School is always a bit of a bubble: something that quickly becomes your entire world and focus. This dynamic is especially true at law school, where balancing the intense schedule of classes, assignments, and reading is frequently compared to attempting to “drink from a fire hose.” Even having been out of school for six years, it was still amazing how quickly I found myself being sucked back into the bubble of campus and studying.

Staying focused on the bigger picture is something I struggled with during my first semester of 1L. While I enjoy the study of law as an academic exercise, I’m not really someone who luxuriates in the minutiae of case law. My decision to come to law school was not driven by the joy of wrestling with esoteric doctrine, reading 150-year-old cases, or basking in Latin maxims; rather, it was the realization that law was often the only route to change. For me, the intellectual challenge of studying law has always been secondary to learning how to use the law as a functional tool to support the causes and communities I care about.

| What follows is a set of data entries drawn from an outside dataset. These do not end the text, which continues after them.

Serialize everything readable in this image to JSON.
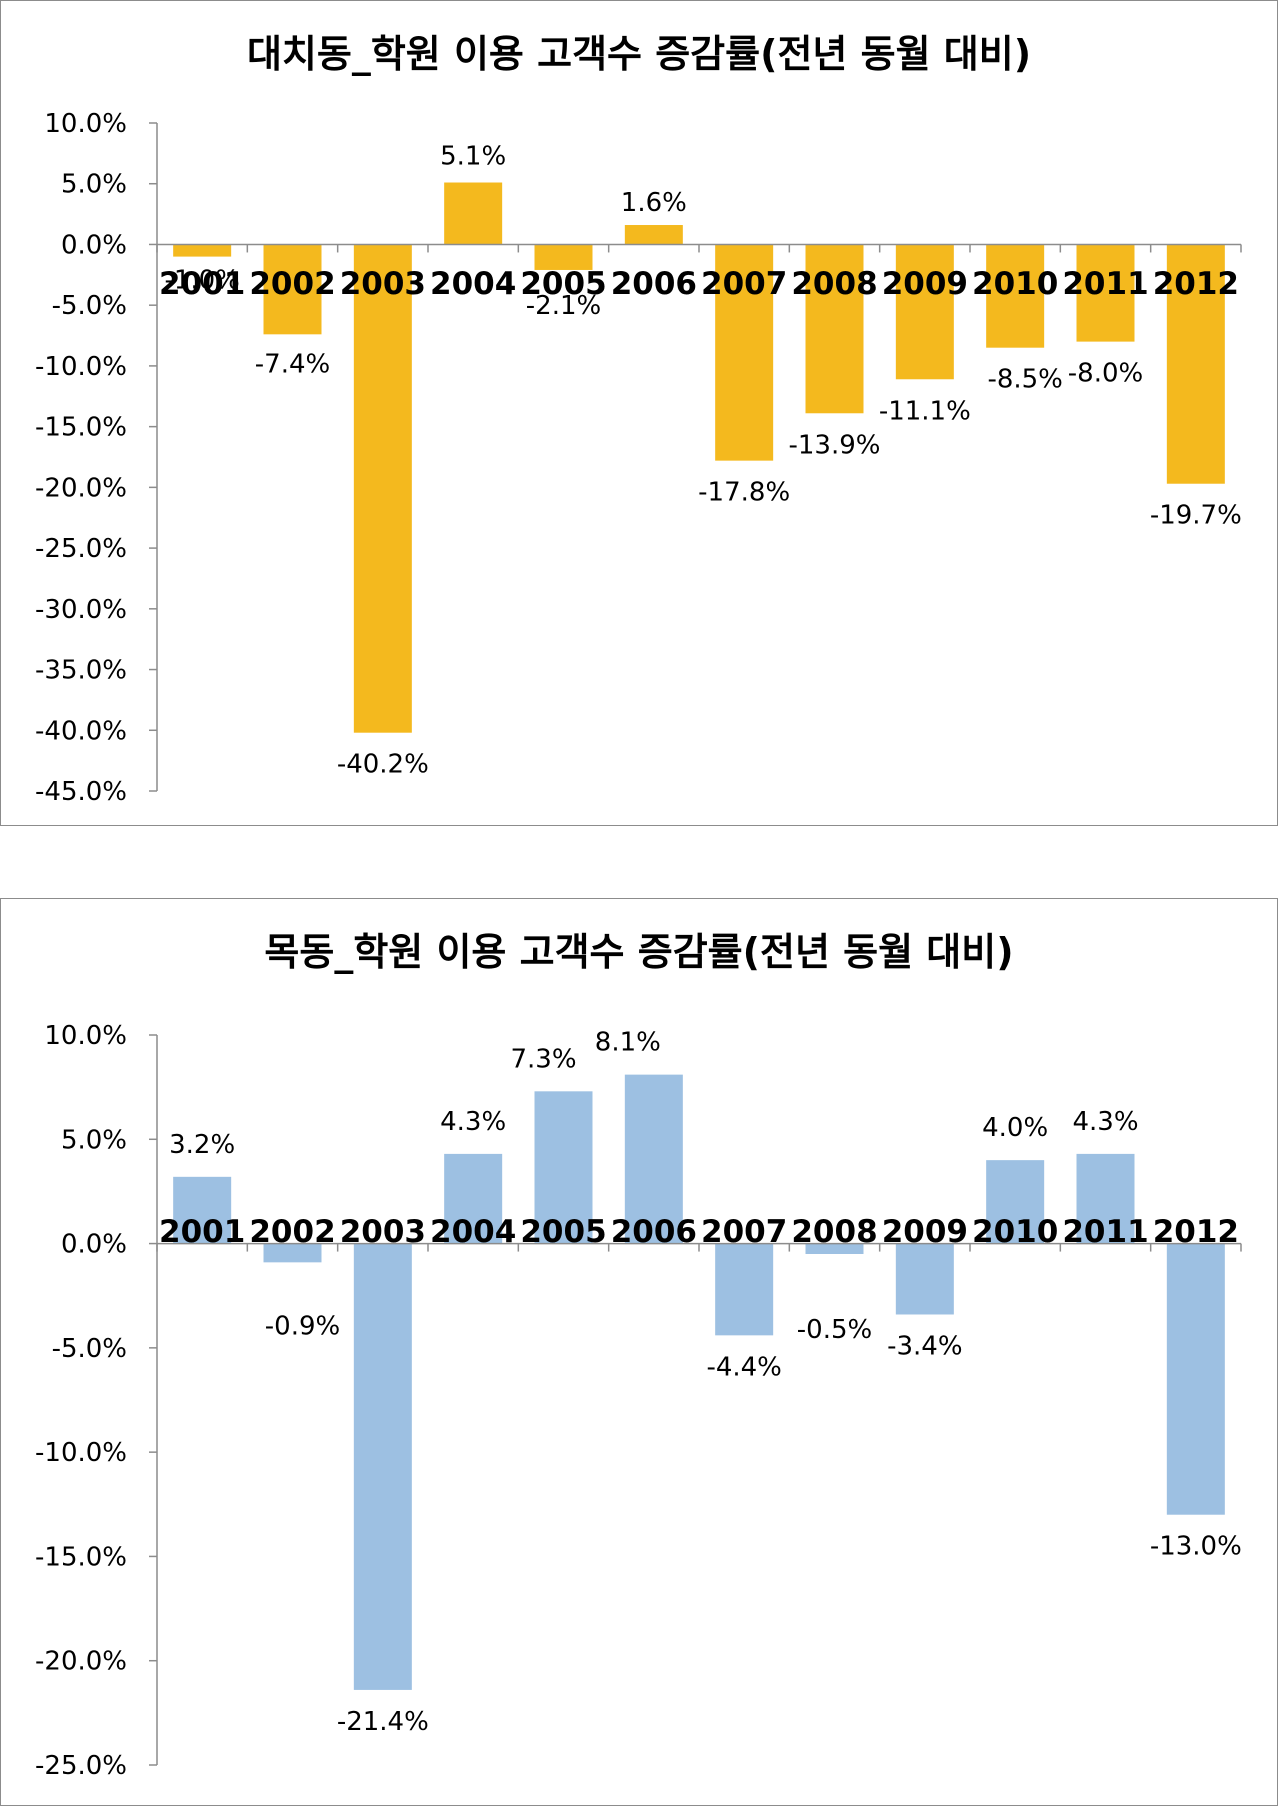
{
  "chart_data": [
    {
      "type": "bar",
      "title": "대치동_학원 이용 고객수 증감률(전년 동월 대비)",
      "categories": [
        "2001",
        "2002",
        "2003",
        "2004",
        "2005",
        "2006",
        "2007",
        "2008",
        "2009",
        "2010",
        "2011",
        "2012"
      ],
      "values": [
        -1.0,
        -7.4,
        -40.2,
        5.1,
        -2.1,
        1.6,
        -17.8,
        -13.9,
        -11.1,
        -8.5,
        -8.0,
        -19.7
      ],
      "data_labels": [
        "-1.0%",
        "-7.4%",
        "-40.2%",
        "5.1%",
        "-2.1%",
        "1.6%",
        "-17.8%",
        "-13.9%",
        "-11.1%",
        "-8.5%",
        "-8.0%",
        "-19.7%"
      ],
      "yticks": [
        "10.0%",
        "5.0%",
        "0.0%",
        "-5.0%",
        "-10.0%",
        "-15.0%",
        "-20.0%",
        "-25.0%",
        "-30.0%",
        "-35.0%",
        "-40.0%",
        "-45.0%"
      ],
      "ylim": [
        -45,
        10
      ],
      "ystep": 5,
      "color": "#F4B91E",
      "grid": false,
      "legend": "none"
    },
    {
      "type": "bar",
      "title": "목동_학원 이용 고객수 증감률(전년 동월 대비)",
      "categories": [
        "2001",
        "2002",
        "2003",
        "2004",
        "2005",
        "2006",
        "2007",
        "2008",
        "2009",
        "2010",
        "2011",
        "2012"
      ],
      "values": [
        3.2,
        -0.9,
        -21.4,
        4.3,
        7.3,
        8.1,
        -4.4,
        -0.5,
        -3.4,
        4.0,
        4.3,
        -13.0
      ],
      "data_labels": [
        "3.2%",
        "-0.9%",
        "-21.4%",
        "4.3%",
        "7.3%",
        "8.1%",
        "-4.4%",
        "-0.5%",
        "-3.4%",
        "4.0%",
        "4.3%",
        "-13.0%"
      ],
      "yticks": [
        "10.0%",
        "5.0%",
        "0.0%",
        "-5.0%",
        "-10.0%",
        "-15.0%",
        "-20.0%",
        "-25.0%"
      ],
      "ylim": [
        -25,
        10
      ],
      "ystep": 5,
      "color": "#9DC0E2",
      "grid": false,
      "legend": "none"
    }
  ]
}
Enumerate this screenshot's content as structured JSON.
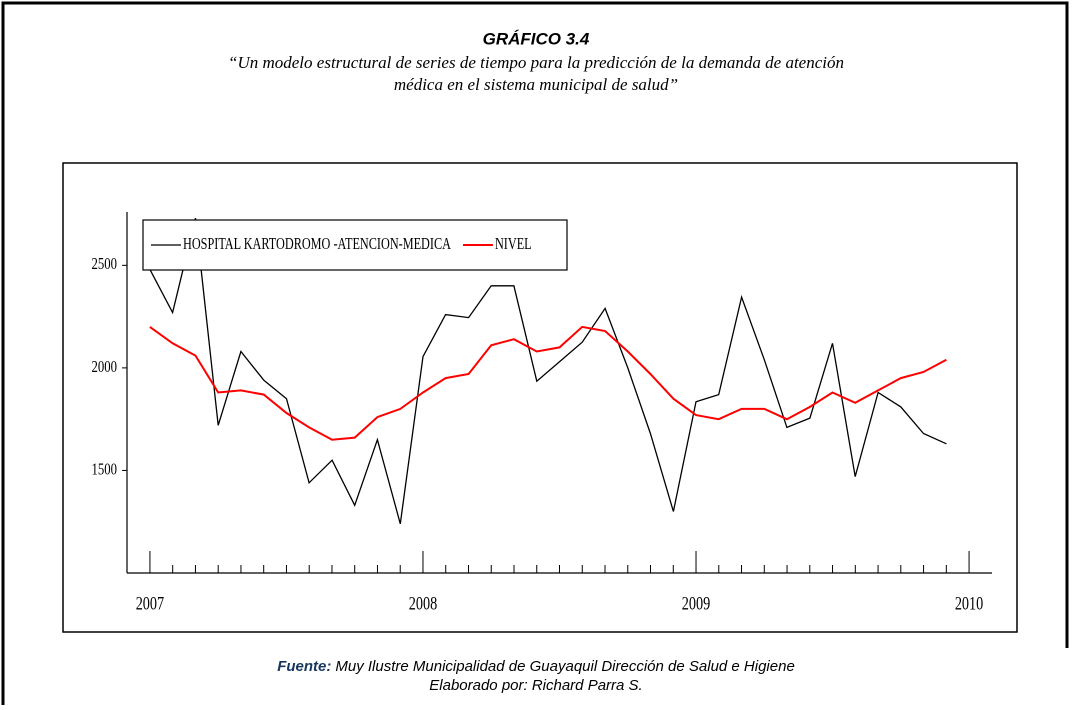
{
  "document": {
    "title": "GRÁFICO 3.4",
    "subtitle_lines": [
      "“Un modelo estructural de series de tiempo para la predicción de la demanda de atención",
      "médica en el sistema municipal de salud”"
    ],
    "source_label": "Fuente:",
    "source_text": "Muy Ilustre Municipalidad de Guayaquil Dirección de Salud e Higiene",
    "credit": "Elaborado por: Richard Parra S."
  },
  "chart_data": {
    "type": "line",
    "legend": "upper left",
    "x": [
      2007,
      2007.083,
      2007.167,
      2007.25,
      2007.333,
      2007.417,
      2007.5,
      2007.583,
      2007.667,
      2007.75,
      2007.833,
      2007.917,
      2008,
      2008.083,
      2008.167,
      2008.25,
      2008.333,
      2008.417,
      2008.5,
      2008.583,
      2008.667,
      2008.75,
      2008.833,
      2008.917,
      2009,
      2009.083,
      2009.167,
      2009.25,
      2009.333,
      2009.417,
      2009.5,
      2009.583,
      2009.667,
      2009.75,
      2009.833,
      2009.917
    ],
    "xlim": [
      2006.916,
      2010.084
    ],
    "xticks": [
      2007,
      2008,
      2009,
      2010
    ],
    "ylim": [
      1000,
      2760
    ],
    "yticks": [
      1500,
      2000,
      2500
    ],
    "series": [
      {
        "name": "HOSPITAL KARTODROMO -ATENCION-MEDICA",
        "color": "#000000",
        "values": [
          2480,
          2270,
          2730,
          1720,
          2080,
          1940,
          1850,
          1440,
          1550,
          1330,
          1650,
          1240,
          2055,
          2260,
          2245,
          2400,
          2400,
          1935,
          2030,
          2125,
          2290,
          2000,
          1680,
          1300,
          1835,
          1870,
          2345,
          2040,
          1710,
          1755,
          2120,
          1470,
          1880,
          1810,
          1680,
          1630
        ]
      },
      {
        "name": "NIVEL",
        "color": "#ff0000",
        "values": [
          2200,
          2120,
          2060,
          1880,
          1890,
          1870,
          1780,
          1710,
          1650,
          1660,
          1760,
          1800,
          1880,
          1950,
          1970,
          2110,
          2140,
          2080,
          2100,
          2200,
          2180,
          2080,
          1970,
          1850,
          1770,
          1750,
          1800,
          1800,
          1750,
          1810,
          1880,
          1830,
          1890,
          1950,
          1980,
          2040
        ]
      }
    ]
  }
}
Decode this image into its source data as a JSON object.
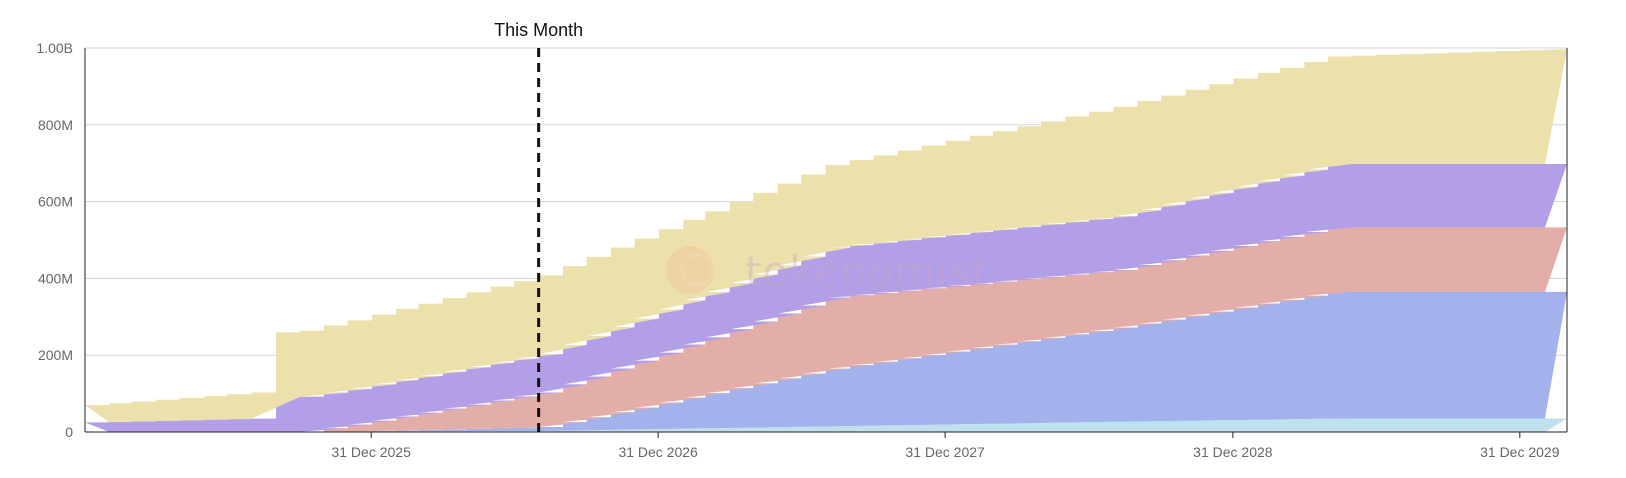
{
  "colors": {
    "background": "#ffffff",
    "grid": "#d6d6d6",
    "axis": "#222222",
    "marker_line": "#111111",
    "series": [
      "#bfe0ec",
      "#a3b2ec",
      "#e3ada8",
      "#b29fe8",
      "#ece0ab"
    ],
    "watermark_icon": "#efc89a"
  },
  "watermark": {
    "icon": "tokenomist-logo-icon",
    "text": "tokenomist"
  },
  "chart_data": {
    "type": "area",
    "stacked": true,
    "step": true,
    "x_axis": {
      "type": "date",
      "min": "2025-01-01",
      "max": "2030-03-01",
      "ticks": [
        {
          "date": "2025-12-31",
          "label": "31 Dec 2025"
        },
        {
          "date": "2026-12-31",
          "label": "31 Dec 2026"
        },
        {
          "date": "2027-12-31",
          "label": "31 Dec 2027"
        },
        {
          "date": "2028-12-31",
          "label": "31 Dec 2028"
        },
        {
          "date": "2029-12-31",
          "label": "31 Dec 2029"
        }
      ]
    },
    "y_axis": {
      "min": 0,
      "max": 1000000000,
      "ticks": [
        {
          "value": 0,
          "label": "0"
        },
        {
          "value": 200000000,
          "label": "200M"
        },
        {
          "value": 400000000,
          "label": "400M"
        },
        {
          "value": 600000000,
          "label": "600M"
        },
        {
          "value": 800000000,
          "label": "800M"
        },
        {
          "value": 1000000000,
          "label": "1.00B"
        }
      ]
    },
    "grid": true,
    "legend": "none",
    "marker": {
      "date": "2026-08-01",
      "label": "This Month"
    },
    "series": [
      {
        "points": [
          [
            "2025-01-01",
            0
          ],
          [
            "2025-08-01",
            0
          ],
          [
            "2026-08-01",
            3000000
          ],
          [
            "2027-08-01",
            15000000
          ],
          [
            "2028-08-01",
            27000000
          ],
          [
            "2029-05-01",
            35000000
          ],
          [
            "2030-03-01",
            35000000
          ]
        ]
      },
      {
        "points": [
          [
            "2025-01-01",
            0
          ],
          [
            "2025-12-01",
            0
          ],
          [
            "2026-08-01",
            10000000
          ],
          [
            "2027-08-01",
            150000000
          ],
          [
            "2028-08-01",
            245000000
          ],
          [
            "2029-05-01",
            330000000
          ],
          [
            "2030-03-01",
            330000000
          ]
        ]
      },
      {
        "points": [
          [
            "2025-01-01",
            0
          ],
          [
            "2025-10-01",
            0
          ],
          [
            "2026-08-01",
            90000000
          ],
          [
            "2027-08-01",
            185000000
          ],
          [
            "2028-08-01",
            150000000
          ],
          [
            "2029-05-01",
            168000000
          ],
          [
            "2030-03-01",
            168000000
          ]
        ]
      },
      {
        "points": [
          [
            "2025-01-01",
            25000000
          ],
          [
            "2025-08-01",
            35000000
          ],
          [
            "2025-08-02",
            90000000
          ],
          [
            "2026-08-01",
            100000000
          ],
          [
            "2027-08-01",
            130000000
          ],
          [
            "2028-08-01",
            140000000
          ],
          [
            "2029-05-01",
            165000000
          ],
          [
            "2030-03-01",
            165000000
          ]
        ]
      },
      {
        "points": [
          [
            "2025-01-01",
            45000000
          ],
          [
            "2025-08-01",
            68000000
          ],
          [
            "2025-08-02",
            165000000
          ],
          [
            "2026-08-01",
            205000000
          ],
          [
            "2027-08-01",
            215000000
          ],
          [
            "2028-08-01",
            285000000
          ],
          [
            "2029-05-01",
            280000000
          ],
          [
            "2030-03-01",
            300000000
          ]
        ]
      }
    ]
  }
}
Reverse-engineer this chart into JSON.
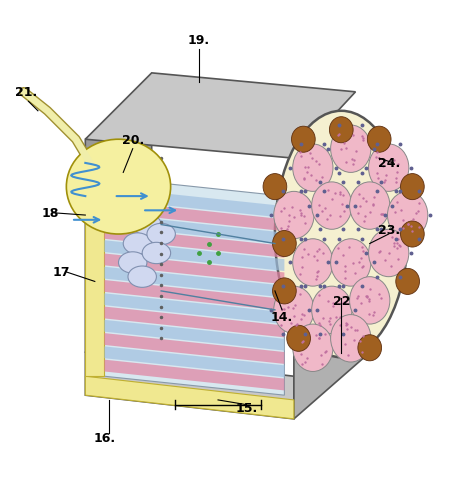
{
  "bg_color": "#ffffff",
  "title": "",
  "labels": {
    "14": [
      0.595,
      0.345,
      "14."
    ],
    "15": [
      0.52,
      0.155,
      "15."
    ],
    "16": [
      0.22,
      0.09,
      "16."
    ],
    "17": [
      0.13,
      0.44,
      "17"
    ],
    "18": [
      0.105,
      0.565,
      "18"
    ],
    "19": [
      0.42,
      0.93,
      "19."
    ],
    "20": [
      0.28,
      0.72,
      "20."
    ],
    "21": [
      0.055,
      0.82,
      "21."
    ],
    "22": [
      0.72,
      0.38,
      "22"
    ],
    "23": [
      0.82,
      0.53,
      "23."
    ],
    "24": [
      0.82,
      0.67,
      "24."
    ]
  },
  "colors": {
    "outer_shell": "#9a9a9a",
    "outer_shell_light": "#c8c8c8",
    "inner_bg": "#d8e8f0",
    "nerve_yellow": "#f5f0a0",
    "nerve_outline": "#c8b830",
    "pink_fiber": "#f0b8c8",
    "brown_mito": "#a06020",
    "blue_arrow": "#4090d0",
    "sarcomere_pink": "#e080a0",
    "sarcomere_blue": "#a0c0e0",
    "end_face_bg": "#f5f0d0",
    "connector_dots": "#606090",
    "green_dots": "#40a040",
    "label_color": "#000000"
  }
}
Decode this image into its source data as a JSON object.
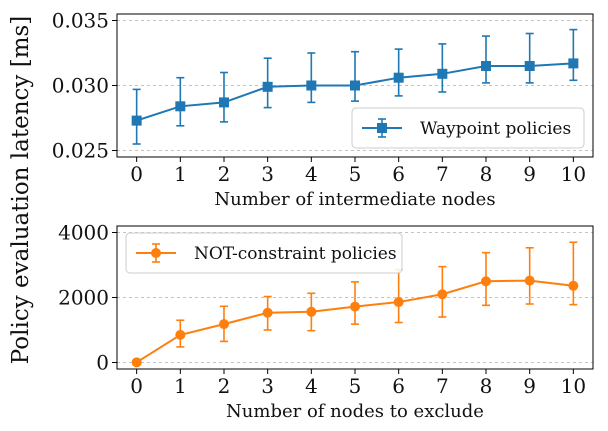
{
  "figure": {
    "shared_ylabel": "Policy evaluation latency [ms]"
  },
  "chart_data": [
    {
      "type": "line",
      "xlabel": "Number of intermediate nodes",
      "ylabel": "Policy evaluation latency [ms]",
      "x": [
        0,
        1,
        2,
        3,
        4,
        5,
        6,
        7,
        8,
        9,
        10
      ],
      "xlim": [
        -0.45,
        10.45
      ],
      "ylim": [
        0.0245,
        0.0355
      ],
      "yticks": [
        0.025,
        0.03,
        0.035
      ],
      "ytick_labels": [
        "0.025",
        "0.030",
        "0.035"
      ],
      "grid": true,
      "legend_position": "lower-right",
      "series": [
        {
          "name": "Waypoint policies",
          "color": "#1f77b4",
          "marker": "square",
          "values": [
            0.0273,
            0.0284,
            0.0287,
            0.0299,
            0.03,
            0.03,
            0.0306,
            0.0309,
            0.0315,
            0.0315,
            0.0317
          ],
          "err_low": [
            0.0255,
            0.0269,
            0.0272,
            0.0283,
            0.0287,
            0.0288,
            0.0292,
            0.0295,
            0.0302,
            0.0302,
            0.0304
          ],
          "err_high": [
            0.0297,
            0.0306,
            0.031,
            0.0321,
            0.0325,
            0.0326,
            0.0328,
            0.0332,
            0.0338,
            0.034,
            0.0343
          ]
        }
      ]
    },
    {
      "type": "line",
      "xlabel": "Number of nodes to exclude",
      "ylabel": "Policy evaluation latency [ms]",
      "x": [
        0,
        1,
        2,
        3,
        4,
        5,
        6,
        7,
        8,
        9,
        10
      ],
      "xlim": [
        -0.45,
        10.45
      ],
      "ylim": [
        -200,
        4200
      ],
      "yticks": [
        0,
        2000,
        4000
      ],
      "ytick_labels": [
        "0",
        "2000",
        "4000"
      ],
      "grid": true,
      "legend_position": "top-left",
      "series": [
        {
          "name": "NOT-constraint policies",
          "color": "#ff7f0e",
          "marker": "circle",
          "values": [
            5,
            850,
            1180,
            1530,
            1560,
            1720,
            1860,
            2100,
            2500,
            2520,
            2360
          ],
          "err_low": [
            0,
            480,
            650,
            1000,
            980,
            1180,
            1230,
            1400,
            1760,
            1800,
            1780
          ],
          "err_high": [
            0,
            1300,
            1730,
            2030,
            2130,
            2480,
            2860,
            2950,
            3380,
            3530,
            3700
          ]
        }
      ]
    }
  ]
}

Bridging the gap between academic study and real-world application is often difficult, particularly during 1L year where almost all of your time is spent on doctrinal classes, with their inherent rigidities and what can feel like an almost willful lack of nuance and consideration of the complexities of individual circumstance. At the same time, the pace and intensity of the workload naturally incentivizes an over-simplification and focus on the concrete at the expense of the amorphous. As a result, at times I found myself being pulled further away from my real-world grounding and sometimes even forgetting that there was a larger purpose to being at law school: becoming a lawyer.

At the start of December, having studiously avoided many warnings not to leave my summer internship applications to the last minute, I got up at four in the morning to finish my applications for the Massachusetts Law School Consortium (MLSC) Government & Public Interest Interview Program. Having spent the semester feeling perennially behind, my initial reaction to learning of this looming deadline was: “What, I’m expected to try to find a job as well?” However, I actually really enjoyed putting together my applications, researching different employers and exploring different options for summer internships. It gave me a chance to reflect on the skills I have learned in just one semester, and the steps I am taking to work towards my future career. 

Job searches, networking, and extra-curricular events can easily become just one more thing to do and can feel like a distraction from the main job of studying, but I have rapidly learned they are arguably the most important part of law school. Some of my most meaningful experiences during my first semester came from moments that directly connected my studies and time at BC to my role as a future practitioner, whether this was completing my first Law Practice memo, attending the Public Interest Retreat, putting together internship applications, or attending the many on-campus events and discussions laid on by student organizations. These were events where I got to meet other students outside classes and learn from practicing lawyers, and – even if just through osmosis – begin to feel more like a future attorney. This is a feeling I’m going to hold on to as I enter into my second semester of 1L.